Diante de uma plateia atenta, a psicóloga Débora Noal contou histórias que vivenciou ao fazer parte de iniciativas como a organização internacional Médicos sem Fronteiras, na qual trabalhou em países da África subsaariana, como a República Democrática do Congo, a Líbia e o Quirquistão. “Em muitos países, a mulher que foi violentada é privada, inclusive, do convívio com os filhos, com a família. Ao serem violentadas, se tornam um ‘lixo social’. Na maioria das vezes, as crianças que nascem desses relacionamentos forçados, não são assumidas socialmente e, por terem essa relação (com a violência sexual), nem as próprias famílias assumem. A mulher violentada é tratada como prostituta… Essas pessoas não contam com o apoio de nenhum tipo de lei, nenhum tipo de proteção. Nosso trabalho é apoiá-las a se tornarem ‘seres humanos’ de novo, em um outro lugar do mundo, que seja. Buscamos ajudar com que sonhem novamente”, disse Débora.

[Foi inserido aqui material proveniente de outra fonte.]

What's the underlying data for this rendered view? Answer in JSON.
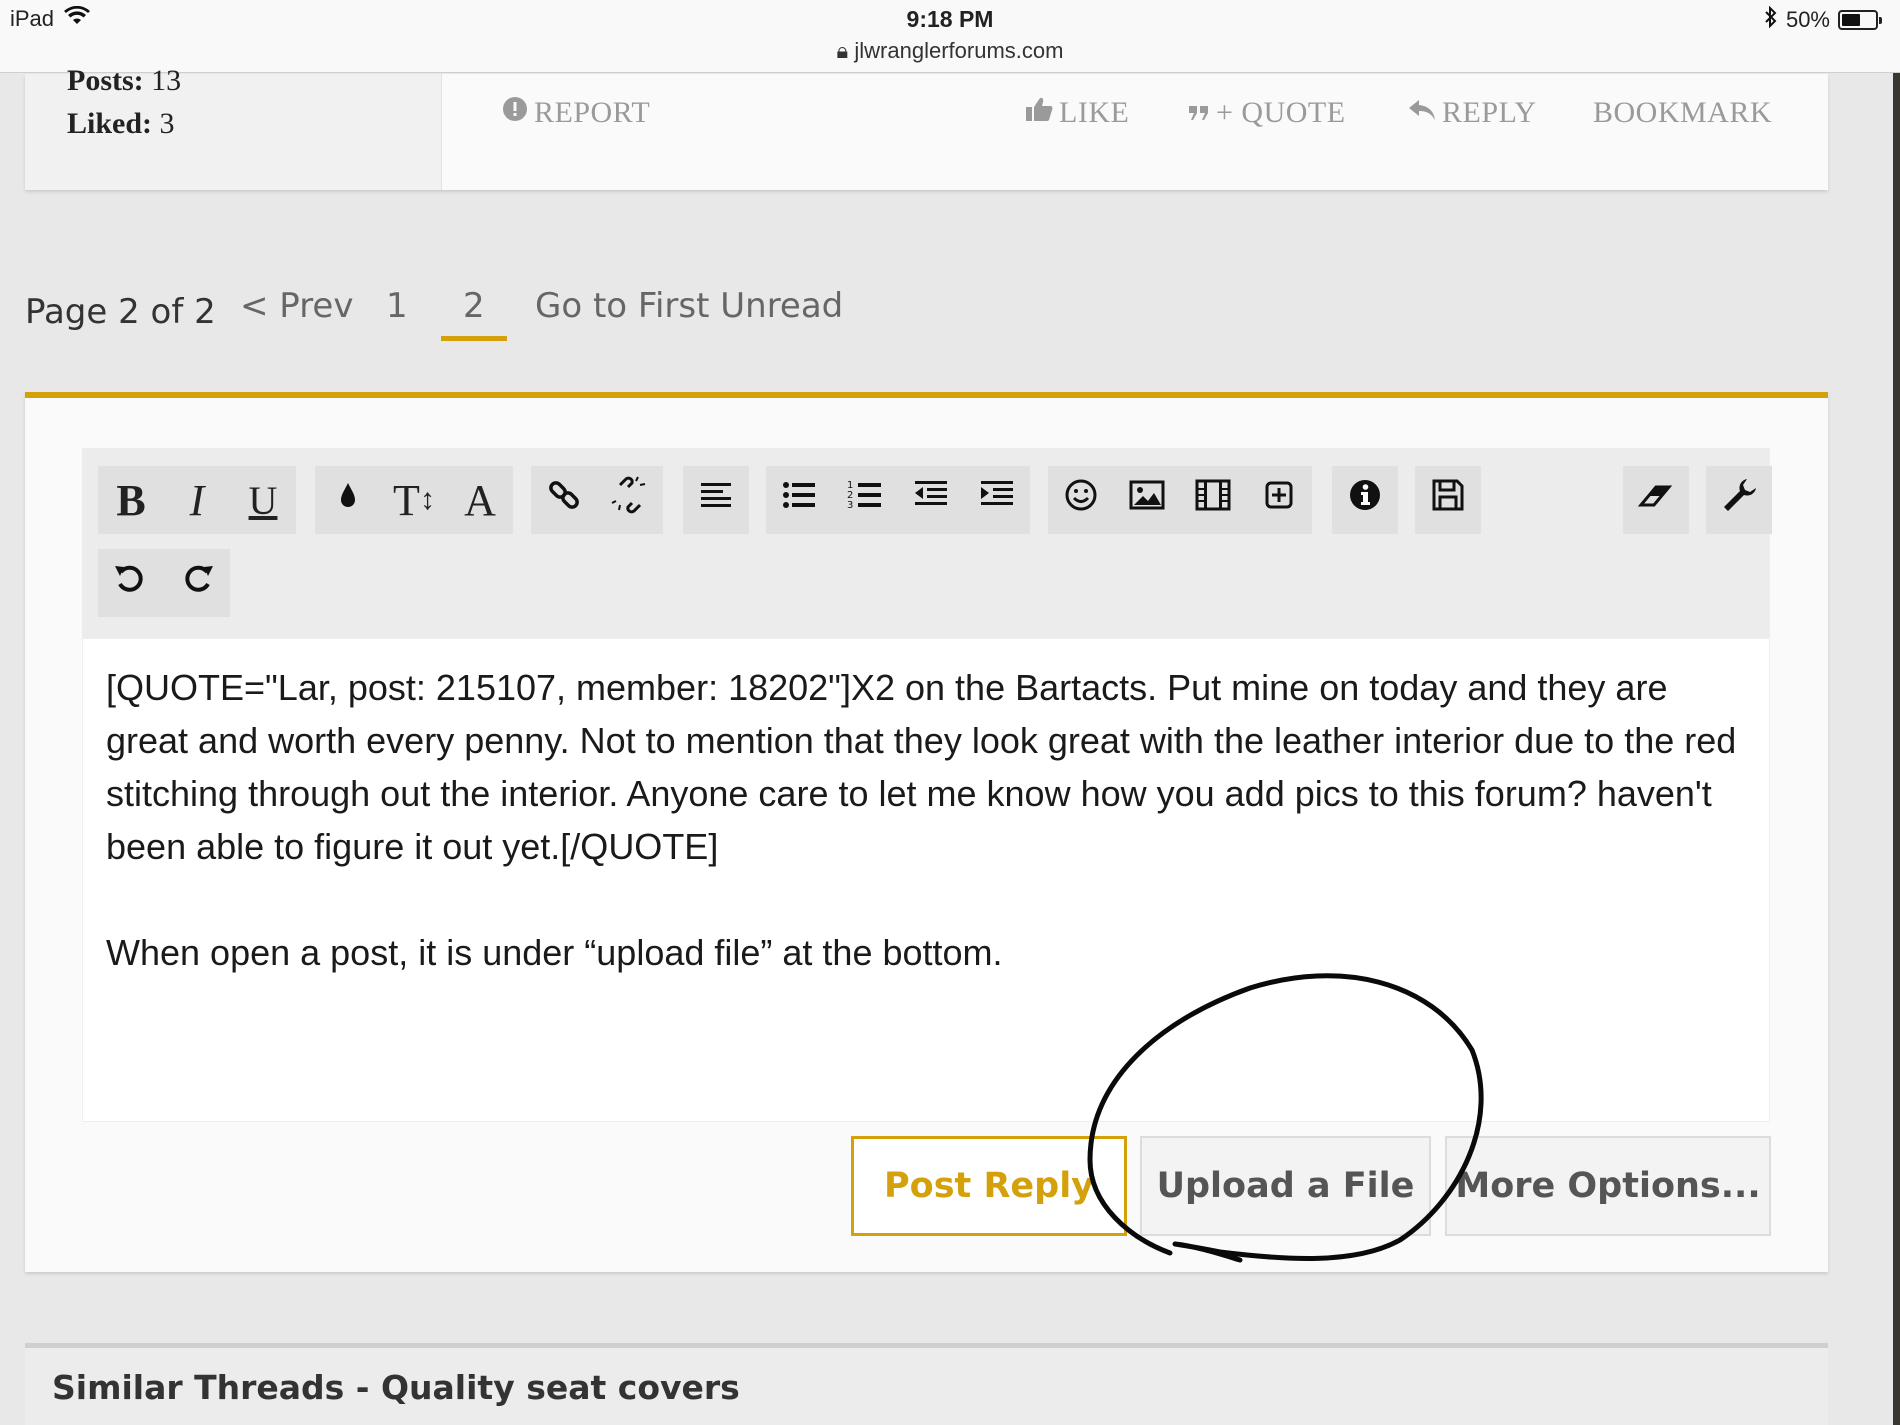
{
  "status_bar": {
    "device": "iPad",
    "time": "9:18 PM",
    "url": "jlwranglerforums.com",
    "battery": "50%"
  },
  "post": {
    "posts_label": "Posts:",
    "posts_value": "13",
    "liked_label": "Liked:",
    "liked_value": "3",
    "actions": {
      "report": "REPORT",
      "like": "LIKE",
      "quote": "+ QUOTE",
      "reply": "REPLY",
      "bookmark": "BOOKMARK"
    }
  },
  "pagination": {
    "label": "Page 2 of 2",
    "prev": "< Prev",
    "pages": [
      "1",
      "2"
    ],
    "current_page": "2",
    "first_unread": "Go to First Unread"
  },
  "toolbar": {
    "bold": "B",
    "italic": "I",
    "underline": "U",
    "font_size": "T",
    "font_family": "A"
  },
  "editor": {
    "paragraph_1": "[QUOTE=\"Lar, post: 215107, member: 18202\"]X2 on the Bartacts. Put mine on today and they are great and worth every penny. Not to mention that they look great with the leather interior due to the red stitching through out the interior.  Anyone care to let me know how you add pics to this forum? haven't been able to figure it out yet.[/QUOTE]",
    "paragraph_2": "When open a post, it is under “upload file” at the bottom."
  },
  "buttons": {
    "post_reply": "Post Reply",
    "upload_file": "Upload a File",
    "more_options": "More Options..."
  },
  "similar_threads": {
    "title": "Similar Threads - Quality seat covers"
  },
  "colors": {
    "accent": "#d4a10b",
    "background": "#e8e8e8",
    "panel": "#fafafa"
  }
}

Já a cientista social e advogada Pâmela Marconatto Marques compartilhou as experiências a partir do Projeto Brasil-Haiti, que integrou entre os anos de 2007 a 2011, salientando as dificuldades e a exploração às quais são expostas as mulheres do país caribenho. “A informalidade é a atividade econômica principal e é onde estão empregadas as mulheres no Haiti.  A venda de produtos é um trabalho ligado às mulheres, considerada uma atividade feminina por excelência. São as mulheres que produzem e que estão ligadas à geração de renda. Ser mulher no Haiti é ter atribuições pesadíssimas. Elas estão envolvidas com a geração de uma vida boa para a família. São o ‘sal da terra’ no Haiti”, explicou Pâmela. Segundo ela, a extrema pobreza que assola grande parte da população haitiana (80% vive com menos de um dólar por dia), leva muitas famílias a deixarem seus filhos ainda pequenos para viverem junto de parentes com melhor poderio econômico, com o intuito de que eles tenham acesso à educação (83% das escolas haitianas são privadas); no entanto, a maioria das crianças acaba se tornando alvo de abusos por parte dos familiares. “As meninas são levadas para casas de parentes, com a promessa de que terão acesso ao estudo. Lá, fazem as mais pesadas atividades da casa. A exploração infantil doméstica é geralmente associada às mulheres, onde as meninas são utilizadas para a iniciação sexual dos meninos da casa, por exemplo”, ressaltou.

Uma exposição fotográfica complementou o evento, trazendo imagens sobre a vida das mulheres em zonas de conflito, através dos olhares e das lentes da palestrante Pâmela Marconatto Marques e da fotógrafa Tânia Meinerz.

O Seminário sobre Violência Sexual Baseada em Gênero na Mobilidade Urbana contou com o apoio da Agência da ONU para Refugiados (ACNUR), da Prefeitura Municipal e da Câmara de Vereadores de Porto Alegre.